At the beginning of 2019, Abner could not find a team on Spanish territory and chose to try his luck on the North American circuit. There, with the SoCal Cycling team from California, the Puerto Rican was exposed to a new style of cycling with much shorter and more explosive events, including crits, a focus that is not at all in tune with his abilities as a climber and breakaway rider.
Although he participated in several major calendar events with modest success, including the Redland Classic, Tour of Gila, and the Cascade Classic, he was never able to perform to the full extent of his abilities. However, a few months later González was included in the Caribbean National Team that started in the Vuelta a la Independencia in the Dominican Republic, one of the most prestigious and toughest races in the region, and the first with a UCI classification where the Puerto Rican had participated. The success was immediate, González was the leader of the General Classification in the Under 23 category, and finally finished the lap in third position.

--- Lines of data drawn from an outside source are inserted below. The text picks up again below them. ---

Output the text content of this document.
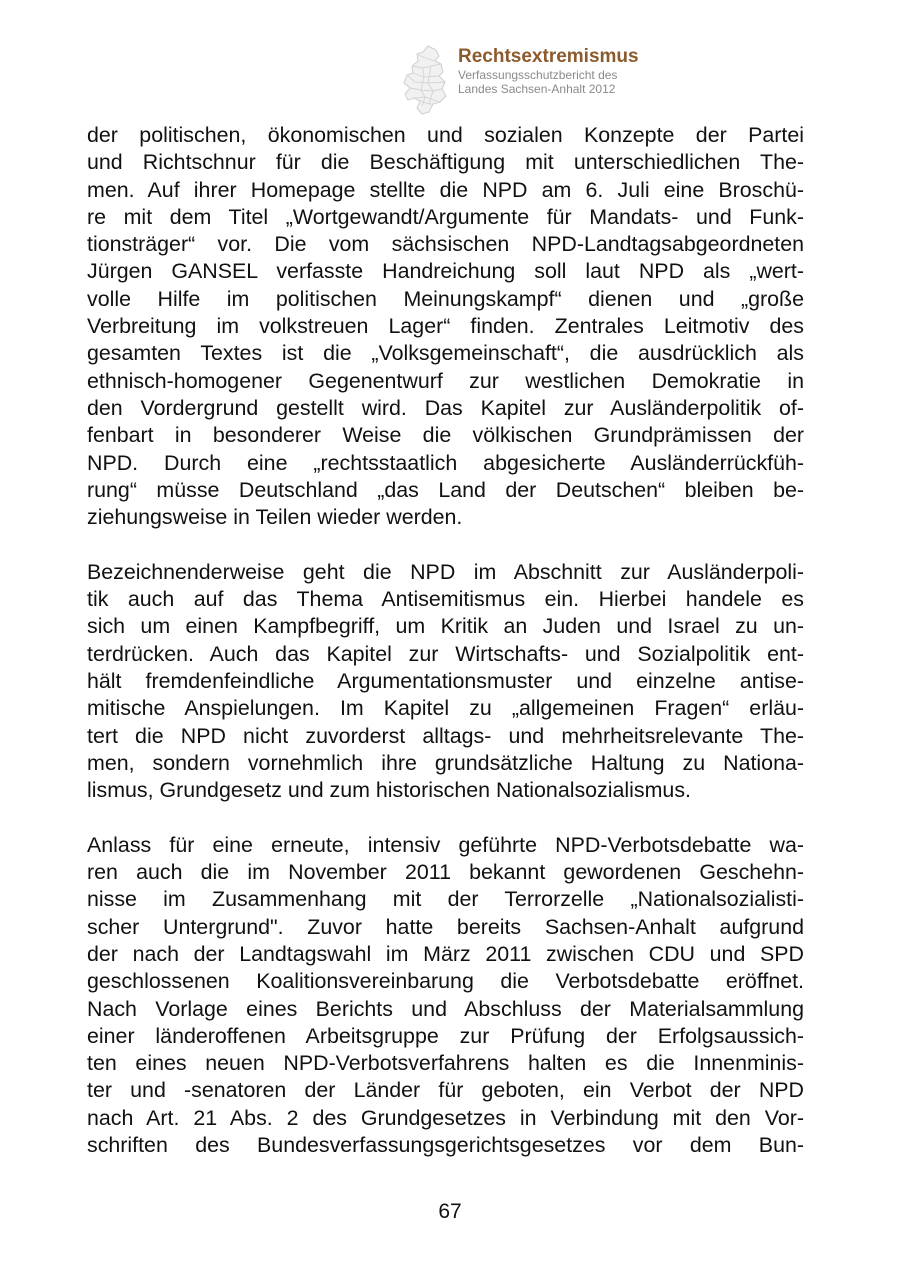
Rechtsextremismus
Verfassungsschutzbericht des
Landes Sachsen-Anhalt 2012
der politischen, ökonomischen und sozialen Konzepte der Partei
und Richtschnur für die Beschäftigung mit unterschiedlichen The-
men. Auf ihrer Homepage stellte die NPD am 6. Juli eine Broschü-
re mit dem Titel „Wortgewandt/Argumente für Mandats- und Funk-
tionsträger“ vor. Die vom sächsischen NPD-Landtagsabgeordneten
Jürgen GANSEL verfasste Handreichung soll laut NPD als „wert-
volle Hilfe im politischen Meinungskampf“ dienen und „große
Verbreitung im volkstreuen Lager“ finden. Zentrales Leitmotiv des
gesamten Textes ist die „Volksgemeinschaft“, die ausdrücklich als
ethnisch-homogener Gegenentwurf zur westlichen Demokratie in
den Vordergrund gestellt wird. Das Kapitel zur Ausländerpolitik of-
fenbart in besonderer Weise die völkischen Grundprämissen der
NPD. Durch eine „rechtsstaatlich abgesicherte Ausländerrückfüh-
rung“ müsse Deutschland „das Land der Deutschen“ bleiben be-
ziehungsweise in Teilen wieder werden.
Bezeichnenderweise geht die NPD im Abschnitt zur Ausländerpoli-
tik auch auf das Thema Antisemitismus ein. Hierbei handele es
sich um einen Kampfbegriff, um Kritik an Juden und Israel zu un-
terdrücken. Auch das Kapitel zur Wirtschafts- und Sozialpolitik ent-
hält fremdenfeindliche Argumentationsmuster und einzelne antise-
mitische Anspielungen. Im Kapitel zu „allgemeinen Fragen“ erläu-
tert die NPD nicht zuvorderst alltags- und mehrheitsrelevante The-
men, sondern vornehmlich ihre grundsätzliche Haltung zu Nationa-
lismus, Grundgesetz und zum historischen Nationalsozialismus.
Anlass für eine erneute, intensiv geführte NPD-Verbotsdebatte wa-
ren auch die im November 2011 bekannt gewordenen Geschehn-
nisse im Zusammenhang mit der Terrorzelle „Nationalsozialisti-
scher Untergrund". Zuvor hatte bereits Sachsen-Anhalt aufgrund
der nach der Landtagswahl im März 2011 zwischen CDU und SPD
geschlossenen Koalitionsvereinbarung die Verbotsdebatte eröffnet.
Nach Vorlage eines Berichts und Abschluss der Materialsammlung
einer länderoffenen Arbeitsgruppe zur Prüfung der Erfolgsaussich-
ten eines neuen NPD-Verbotsverfahrens halten es die Innenminis-
ter und -senatoren der Länder für geboten, ein Verbot der NPD
nach Art. 21 Abs. 2 des Grundgesetzes in Verbindung mit den Vor-
schriften des Bundesverfassungsgerichtsgesetzes vor dem Bun-
67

The demonstration was enough for his signing with the Inteja Inca Cycling Team for the second part of the 2019 season, where Milan is part of the team and manager, and the veteran soon became a mentor/manager for González.
González is the hope of the Puerto Rican cycling world, a sector that saw the light of hope for the last time four years ago when they managed to put a rider on the starting line of the Rio Olympics in 2016. Brian Babilonia was only the second Puerto Rican to achieve the feat in the history of the Caribbean island that is home to some 3.2 million people.
As Movistar said in their press release, Abner is “one of the best climbers and all-rounders in the Spanish amateur scene in recent years, with courage and a great strategic nose.”
He was one of the strongest competitors in this year’s biggest race of the category, the Memorial Valenciaga (3rd), with its new finish atop Arrate; won the Spanish Racing Series’ round of Torredonjimeno, and showed great skills all over this difficult season”.